Posted: Mon Feb 08, 2010 7:38 am
by shaharh
Hi,
if I have

Code: Select all

$string = 'abc';
$string[0] == 'a';
But,

Code: Select all

$string = '???';
$string[0] == some character that I have no idea what is it or how to handle it.
Any suggestions?

Thanks :D

Re: Hebrew strings

Posted: Mon Feb 08, 2010 8:15 am
by Apollo
You say
shaharh wrote:

Code: Select all

$string = '???';
But this is meaningless without specifying how this is encoded.

Assuming you saved the above source code to some php file, what encoding does your editor use?

Re: Hebrew strings

Posted: Mon Feb 08, 2010 8:27 am
by shaharh
Sorry, UTF-8

Re: Hebrew strings

Posted: Mon Feb 08, 2010 8:40 am
by Apollo
Then $string[0] will probably be '×' (that is, chr(0xD7) or "\xD7"), the first byte of your hebrew text in UTF-8 encoding.

You mentioned you don't know know 'how to handle it'. How exactly do you handle the 'a' in 'abc' ? :)

Re: Hebrew strings

Posted: Mon Feb 08, 2010 8:47 am
by shaharh
:D

right, I managed to get to '\xD7'...

What I'm trying to do is list an array of strings alphabetically -
I check the letter of the alphabet I'm on against the string's first character, at least that's what worked in English.
How can I get the whole 'first character' of the string so I can use it in an if() ?

Thanks!

Re: Hebrew strings

Posted: Mon Feb 08, 2010 9:01 am
by Apollo
In that case you have to extract the entire unicode character code (or 'codepoint') of the first character, which may consist of multiple bytes.

But it's not trivial how you want to sort this. For example, what do you consider to be the correct alphabetical order of these characters?
и (Russian) , 剑 (Chinese) , ij (Dutch) , ह (Hindi) , א (Hebrew) , ∫ (Math)

(in case your browser doesn't show this correctly, I mean these characters)

Re: Hebrew strings

Posted: Mon Feb 08, 2010 9:05 am
by shaharh
I'm only dealing with Hebrew letters, so that much at least is clear :)

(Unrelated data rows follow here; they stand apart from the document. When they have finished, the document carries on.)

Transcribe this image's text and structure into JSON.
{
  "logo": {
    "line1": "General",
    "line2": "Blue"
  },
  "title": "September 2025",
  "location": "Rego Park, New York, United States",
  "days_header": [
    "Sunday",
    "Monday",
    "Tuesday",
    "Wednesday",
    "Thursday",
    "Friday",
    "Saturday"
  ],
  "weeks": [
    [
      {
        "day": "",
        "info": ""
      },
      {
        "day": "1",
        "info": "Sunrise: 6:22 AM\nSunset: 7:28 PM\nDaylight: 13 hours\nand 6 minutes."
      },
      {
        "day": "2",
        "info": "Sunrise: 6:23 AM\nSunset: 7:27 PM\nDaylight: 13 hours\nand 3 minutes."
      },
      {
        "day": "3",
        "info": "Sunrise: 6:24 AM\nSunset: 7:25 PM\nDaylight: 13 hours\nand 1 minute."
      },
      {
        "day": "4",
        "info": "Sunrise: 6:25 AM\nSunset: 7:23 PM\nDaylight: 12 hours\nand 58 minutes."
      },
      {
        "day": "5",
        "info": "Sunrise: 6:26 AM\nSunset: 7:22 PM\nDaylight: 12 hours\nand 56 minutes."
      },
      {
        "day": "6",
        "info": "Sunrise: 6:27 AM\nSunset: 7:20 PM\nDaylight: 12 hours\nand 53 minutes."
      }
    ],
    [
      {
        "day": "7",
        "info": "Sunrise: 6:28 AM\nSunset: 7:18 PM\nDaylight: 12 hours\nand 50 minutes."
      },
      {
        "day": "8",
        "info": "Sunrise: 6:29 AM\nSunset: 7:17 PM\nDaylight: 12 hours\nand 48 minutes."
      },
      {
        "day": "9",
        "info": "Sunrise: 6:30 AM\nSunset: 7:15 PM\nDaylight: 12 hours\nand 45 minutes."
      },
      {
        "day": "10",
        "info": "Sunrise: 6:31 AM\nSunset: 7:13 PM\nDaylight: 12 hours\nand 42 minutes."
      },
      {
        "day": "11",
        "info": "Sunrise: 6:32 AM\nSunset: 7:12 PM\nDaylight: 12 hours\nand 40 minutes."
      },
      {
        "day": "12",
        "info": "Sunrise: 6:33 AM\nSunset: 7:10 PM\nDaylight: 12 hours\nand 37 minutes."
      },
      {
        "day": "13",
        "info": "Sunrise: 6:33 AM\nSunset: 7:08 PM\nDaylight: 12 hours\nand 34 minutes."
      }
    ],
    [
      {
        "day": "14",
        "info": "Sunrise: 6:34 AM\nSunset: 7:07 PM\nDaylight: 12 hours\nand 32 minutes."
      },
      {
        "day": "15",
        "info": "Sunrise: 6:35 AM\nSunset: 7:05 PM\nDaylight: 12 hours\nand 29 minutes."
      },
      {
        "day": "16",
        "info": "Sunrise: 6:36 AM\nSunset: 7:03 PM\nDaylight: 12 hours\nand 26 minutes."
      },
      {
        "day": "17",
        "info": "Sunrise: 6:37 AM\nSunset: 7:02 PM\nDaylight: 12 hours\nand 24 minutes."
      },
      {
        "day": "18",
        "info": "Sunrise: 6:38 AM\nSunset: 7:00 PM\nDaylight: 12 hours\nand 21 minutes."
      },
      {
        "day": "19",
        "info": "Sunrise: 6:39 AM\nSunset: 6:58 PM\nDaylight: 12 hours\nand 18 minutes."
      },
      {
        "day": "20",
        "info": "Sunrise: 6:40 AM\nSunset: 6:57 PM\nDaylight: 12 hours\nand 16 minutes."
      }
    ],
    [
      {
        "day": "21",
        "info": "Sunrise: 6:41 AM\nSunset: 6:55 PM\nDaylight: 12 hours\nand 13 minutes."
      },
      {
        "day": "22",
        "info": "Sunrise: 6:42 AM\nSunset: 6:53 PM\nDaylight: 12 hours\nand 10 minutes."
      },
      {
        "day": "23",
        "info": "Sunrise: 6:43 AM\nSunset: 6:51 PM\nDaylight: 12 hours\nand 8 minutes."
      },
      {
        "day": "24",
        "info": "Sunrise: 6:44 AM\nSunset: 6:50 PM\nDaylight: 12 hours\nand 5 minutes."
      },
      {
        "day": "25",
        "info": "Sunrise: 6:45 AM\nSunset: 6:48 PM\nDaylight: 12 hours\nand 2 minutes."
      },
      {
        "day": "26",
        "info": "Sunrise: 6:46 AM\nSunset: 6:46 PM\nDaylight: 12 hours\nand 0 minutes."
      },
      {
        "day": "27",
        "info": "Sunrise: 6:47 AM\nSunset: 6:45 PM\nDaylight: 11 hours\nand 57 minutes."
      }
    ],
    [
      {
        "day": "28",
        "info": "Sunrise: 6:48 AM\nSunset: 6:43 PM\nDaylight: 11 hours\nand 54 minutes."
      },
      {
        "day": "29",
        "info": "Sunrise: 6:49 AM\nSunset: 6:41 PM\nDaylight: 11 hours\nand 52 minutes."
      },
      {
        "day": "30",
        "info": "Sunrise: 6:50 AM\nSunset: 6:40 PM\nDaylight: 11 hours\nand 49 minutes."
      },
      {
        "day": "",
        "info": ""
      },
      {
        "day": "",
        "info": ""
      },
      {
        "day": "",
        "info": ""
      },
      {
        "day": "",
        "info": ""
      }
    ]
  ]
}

How do I extract the entire unicode character code?

Re: Hebrew strings

Posted: Mon Feb 08, 2010 9:20 am
by Apollo
I guess there are plenty of example functions or libraries out there that can do so, for example "UTF-8 to Code Point Array Converter" seems to do just that.

Re: Hebrew strings

Posted: Mon Feb 08, 2010 9:30 am
by shaharh
Thank you so much for your help :D

Re: Hebrew strings

Posted: Mon Feb 08, 2010 9:44 am
by shaharh
Tested it, and using the package you suggested it's working perfectly.

Thanks again!

Re: Hebrew strings

Posted: Mon Feb 08, 2010 9:47 am
by Eran

Code: Select all

$firstLetter = mb_substr($string,0,1,'utf-8');
http://php.net/manual/en/function.mb-substr.php

Re: Hebrew strings

Posted: Mon Feb 08, 2010 10:39 am
by shaharh
Now that's a good solution. Guess you gotta know what to search for!

Thanks pytrin